Single custom session note name for legacy MFA detection.

Examples

# Standard MFA completion indicator
MFA_COMPLETED
# Custom authentication marker
CUSTOM_AUTH_COMPLETE
# Pointsharp-specific note
POINTSHARP_MFA_STATUS

Configuration scenarios

Microsoft Entra ID Integration

Integrate with Microsoft Entra ID using their multipleauthn context.

Configuration

AuthnContextClassRef: http://schemas.microsoft.com/claims/multipleauthn
Force Authentication Context: ☐ Disabled
Session Note Mappings: (empty)
Custom Session Note: (empty)

LoA level

Force a specific LoA level in the Authentication context.

Configuration

AuthnContextClassRef: http://id.swedenconnect.se/ec/sc/uncertified-loa3
Force Authentication Context: ☐ Enabled
Session Note Mappings: (empty)
Custom Session Note: (empty)

Custom mapper

Set Authentication Context Class Reference (ACR) based on session notes set by custom mapper.

Configuration

AuthnContextClassRef: urn:oasis:names:tc:SAML:2.0:ac:classes:unspecified
Force Authentication Context: ☐ Disabled
Session Note Mappings:
 [+] CUSTOM_NOTE1=mobile->urn:oasis:names:tc:SAML:2.0:ac:classes:TwoFactorMobileAuth
 [+] CUSTOM_NOTE2=desktop->urn:oasis:names:tc:SAML:2.0:ac:classes:PasswordProtectedTransport
Custom Session Note: (empty)

Processing logic

  1. Force Authentication Context: If enabled, uses configured default (highest priority).

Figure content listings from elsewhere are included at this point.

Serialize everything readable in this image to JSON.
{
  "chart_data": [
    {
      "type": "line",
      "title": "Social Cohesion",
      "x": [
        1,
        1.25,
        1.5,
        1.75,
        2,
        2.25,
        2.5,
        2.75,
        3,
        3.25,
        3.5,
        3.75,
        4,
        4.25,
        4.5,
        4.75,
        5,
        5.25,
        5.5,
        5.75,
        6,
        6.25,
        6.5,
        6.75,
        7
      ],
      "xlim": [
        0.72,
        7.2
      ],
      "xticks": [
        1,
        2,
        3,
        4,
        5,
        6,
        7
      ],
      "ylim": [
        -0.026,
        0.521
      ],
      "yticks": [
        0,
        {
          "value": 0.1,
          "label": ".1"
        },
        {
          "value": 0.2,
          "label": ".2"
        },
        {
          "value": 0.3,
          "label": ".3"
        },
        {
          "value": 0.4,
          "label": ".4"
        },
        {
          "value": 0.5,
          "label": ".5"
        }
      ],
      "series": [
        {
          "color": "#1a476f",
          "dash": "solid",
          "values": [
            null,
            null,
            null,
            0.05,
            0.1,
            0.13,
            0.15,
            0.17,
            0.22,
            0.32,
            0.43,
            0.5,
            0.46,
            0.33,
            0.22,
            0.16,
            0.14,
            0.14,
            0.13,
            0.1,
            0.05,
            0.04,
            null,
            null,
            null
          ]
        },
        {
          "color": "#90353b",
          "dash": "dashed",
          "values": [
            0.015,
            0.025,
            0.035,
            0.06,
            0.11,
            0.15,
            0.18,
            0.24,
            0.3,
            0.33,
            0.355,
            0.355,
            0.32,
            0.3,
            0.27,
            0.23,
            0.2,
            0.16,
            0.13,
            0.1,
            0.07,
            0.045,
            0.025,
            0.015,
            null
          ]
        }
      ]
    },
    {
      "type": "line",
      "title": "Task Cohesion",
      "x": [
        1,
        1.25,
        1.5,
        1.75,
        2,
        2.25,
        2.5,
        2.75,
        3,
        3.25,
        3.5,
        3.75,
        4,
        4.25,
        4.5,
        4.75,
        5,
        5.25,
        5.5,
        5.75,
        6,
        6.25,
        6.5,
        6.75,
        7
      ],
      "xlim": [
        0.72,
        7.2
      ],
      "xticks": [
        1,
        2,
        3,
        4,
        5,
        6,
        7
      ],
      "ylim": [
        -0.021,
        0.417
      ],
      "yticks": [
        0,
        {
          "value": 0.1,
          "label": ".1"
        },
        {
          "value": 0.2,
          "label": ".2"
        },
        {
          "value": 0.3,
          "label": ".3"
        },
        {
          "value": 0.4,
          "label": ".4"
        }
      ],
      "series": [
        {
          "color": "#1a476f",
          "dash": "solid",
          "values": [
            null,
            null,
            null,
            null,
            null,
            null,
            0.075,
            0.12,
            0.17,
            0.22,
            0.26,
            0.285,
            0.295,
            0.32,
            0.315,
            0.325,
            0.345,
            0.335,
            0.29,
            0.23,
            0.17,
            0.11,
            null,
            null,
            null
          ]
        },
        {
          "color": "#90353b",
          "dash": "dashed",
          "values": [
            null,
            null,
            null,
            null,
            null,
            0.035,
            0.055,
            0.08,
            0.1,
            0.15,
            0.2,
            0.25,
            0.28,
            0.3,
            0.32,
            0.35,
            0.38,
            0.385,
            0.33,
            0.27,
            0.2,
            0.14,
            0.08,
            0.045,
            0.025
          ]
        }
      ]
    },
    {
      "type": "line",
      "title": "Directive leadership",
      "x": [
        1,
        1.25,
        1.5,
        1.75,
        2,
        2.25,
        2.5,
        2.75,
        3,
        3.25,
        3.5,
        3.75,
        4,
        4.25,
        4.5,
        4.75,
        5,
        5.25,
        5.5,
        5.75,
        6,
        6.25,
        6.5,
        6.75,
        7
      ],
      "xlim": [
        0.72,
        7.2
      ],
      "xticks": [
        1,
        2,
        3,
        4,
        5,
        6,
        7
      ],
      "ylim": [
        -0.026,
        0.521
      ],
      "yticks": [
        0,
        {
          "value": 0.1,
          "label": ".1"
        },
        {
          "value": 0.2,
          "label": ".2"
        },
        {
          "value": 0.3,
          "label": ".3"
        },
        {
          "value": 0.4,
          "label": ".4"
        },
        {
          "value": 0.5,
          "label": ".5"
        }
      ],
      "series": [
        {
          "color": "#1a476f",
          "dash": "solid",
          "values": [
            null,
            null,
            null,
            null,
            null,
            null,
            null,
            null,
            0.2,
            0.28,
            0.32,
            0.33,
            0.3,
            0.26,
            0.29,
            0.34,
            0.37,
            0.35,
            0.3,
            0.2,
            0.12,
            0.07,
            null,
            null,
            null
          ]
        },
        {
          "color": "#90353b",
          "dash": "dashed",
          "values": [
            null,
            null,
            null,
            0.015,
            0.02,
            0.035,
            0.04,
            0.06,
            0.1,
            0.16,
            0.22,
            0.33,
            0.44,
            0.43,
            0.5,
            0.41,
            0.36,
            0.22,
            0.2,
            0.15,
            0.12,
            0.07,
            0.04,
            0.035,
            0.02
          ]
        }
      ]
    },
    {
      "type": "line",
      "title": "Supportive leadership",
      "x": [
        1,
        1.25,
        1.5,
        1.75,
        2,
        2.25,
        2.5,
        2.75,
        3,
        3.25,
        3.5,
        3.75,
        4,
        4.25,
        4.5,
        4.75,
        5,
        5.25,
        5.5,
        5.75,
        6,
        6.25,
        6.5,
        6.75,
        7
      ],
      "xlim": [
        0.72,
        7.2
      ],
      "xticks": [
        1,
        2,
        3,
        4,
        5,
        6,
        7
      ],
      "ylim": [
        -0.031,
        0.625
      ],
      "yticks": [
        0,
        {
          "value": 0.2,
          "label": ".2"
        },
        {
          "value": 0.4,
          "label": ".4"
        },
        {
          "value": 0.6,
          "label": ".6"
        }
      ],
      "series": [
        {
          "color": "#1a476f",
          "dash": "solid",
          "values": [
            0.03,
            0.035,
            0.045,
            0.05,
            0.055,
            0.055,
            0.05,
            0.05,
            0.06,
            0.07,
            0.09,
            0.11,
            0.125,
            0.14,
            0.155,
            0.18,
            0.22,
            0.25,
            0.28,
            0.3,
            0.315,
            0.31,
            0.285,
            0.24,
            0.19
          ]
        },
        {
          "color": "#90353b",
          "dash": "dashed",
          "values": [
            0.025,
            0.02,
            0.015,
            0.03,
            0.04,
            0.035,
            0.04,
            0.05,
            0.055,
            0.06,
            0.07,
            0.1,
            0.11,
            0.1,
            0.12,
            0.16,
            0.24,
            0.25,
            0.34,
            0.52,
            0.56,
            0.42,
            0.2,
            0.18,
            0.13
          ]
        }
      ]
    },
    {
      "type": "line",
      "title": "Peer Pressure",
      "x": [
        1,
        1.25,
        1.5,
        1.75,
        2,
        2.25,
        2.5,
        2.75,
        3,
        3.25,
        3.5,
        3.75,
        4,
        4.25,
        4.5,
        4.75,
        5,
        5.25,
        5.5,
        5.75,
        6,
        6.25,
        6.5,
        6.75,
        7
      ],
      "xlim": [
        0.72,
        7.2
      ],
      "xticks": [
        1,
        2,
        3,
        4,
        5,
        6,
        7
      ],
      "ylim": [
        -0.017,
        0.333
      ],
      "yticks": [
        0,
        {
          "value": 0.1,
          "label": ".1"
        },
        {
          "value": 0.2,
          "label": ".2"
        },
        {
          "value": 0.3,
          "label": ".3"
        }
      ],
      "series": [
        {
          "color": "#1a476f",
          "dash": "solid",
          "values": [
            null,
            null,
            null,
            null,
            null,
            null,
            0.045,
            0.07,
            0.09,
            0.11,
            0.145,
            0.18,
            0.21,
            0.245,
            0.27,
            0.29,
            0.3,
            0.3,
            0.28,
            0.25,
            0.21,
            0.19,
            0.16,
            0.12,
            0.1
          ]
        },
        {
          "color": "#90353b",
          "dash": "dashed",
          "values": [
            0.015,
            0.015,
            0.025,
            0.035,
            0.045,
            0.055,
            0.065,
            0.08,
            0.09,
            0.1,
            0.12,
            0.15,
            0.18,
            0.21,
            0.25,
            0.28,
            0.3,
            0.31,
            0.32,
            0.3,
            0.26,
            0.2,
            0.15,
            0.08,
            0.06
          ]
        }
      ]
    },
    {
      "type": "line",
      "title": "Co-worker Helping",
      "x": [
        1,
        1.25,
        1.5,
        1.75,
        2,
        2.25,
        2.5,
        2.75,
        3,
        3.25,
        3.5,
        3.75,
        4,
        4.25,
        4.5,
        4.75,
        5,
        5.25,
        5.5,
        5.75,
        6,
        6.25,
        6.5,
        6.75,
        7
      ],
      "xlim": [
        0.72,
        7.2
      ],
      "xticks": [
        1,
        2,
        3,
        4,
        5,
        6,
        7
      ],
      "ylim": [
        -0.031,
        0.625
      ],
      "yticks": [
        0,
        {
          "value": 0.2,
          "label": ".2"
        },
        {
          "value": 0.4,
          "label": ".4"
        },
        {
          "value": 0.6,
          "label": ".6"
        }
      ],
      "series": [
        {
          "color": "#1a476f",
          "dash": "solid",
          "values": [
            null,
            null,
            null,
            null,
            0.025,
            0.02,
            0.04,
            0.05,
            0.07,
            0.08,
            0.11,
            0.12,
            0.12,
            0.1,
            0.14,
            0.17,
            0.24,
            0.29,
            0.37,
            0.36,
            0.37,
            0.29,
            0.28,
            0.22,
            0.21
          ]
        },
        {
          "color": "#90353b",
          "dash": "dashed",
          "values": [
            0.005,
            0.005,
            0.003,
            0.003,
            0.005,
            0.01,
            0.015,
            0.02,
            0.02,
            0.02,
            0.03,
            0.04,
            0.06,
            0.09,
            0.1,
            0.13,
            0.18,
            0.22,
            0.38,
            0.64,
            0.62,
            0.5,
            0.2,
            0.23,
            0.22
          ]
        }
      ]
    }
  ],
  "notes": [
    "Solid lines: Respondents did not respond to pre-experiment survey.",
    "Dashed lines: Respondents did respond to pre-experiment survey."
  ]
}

  2. Session Note Mappings: Checks configured mappings for exact matches.

  3. Custom Session Note: Checks single custom session note for MFA indication.

  4. Standard MFA Detection: Uses Pointsharp IdP’s standard MFA detection methods.

  5. Default Fallback: Uses default AuthnContextClassRef if nothing matches.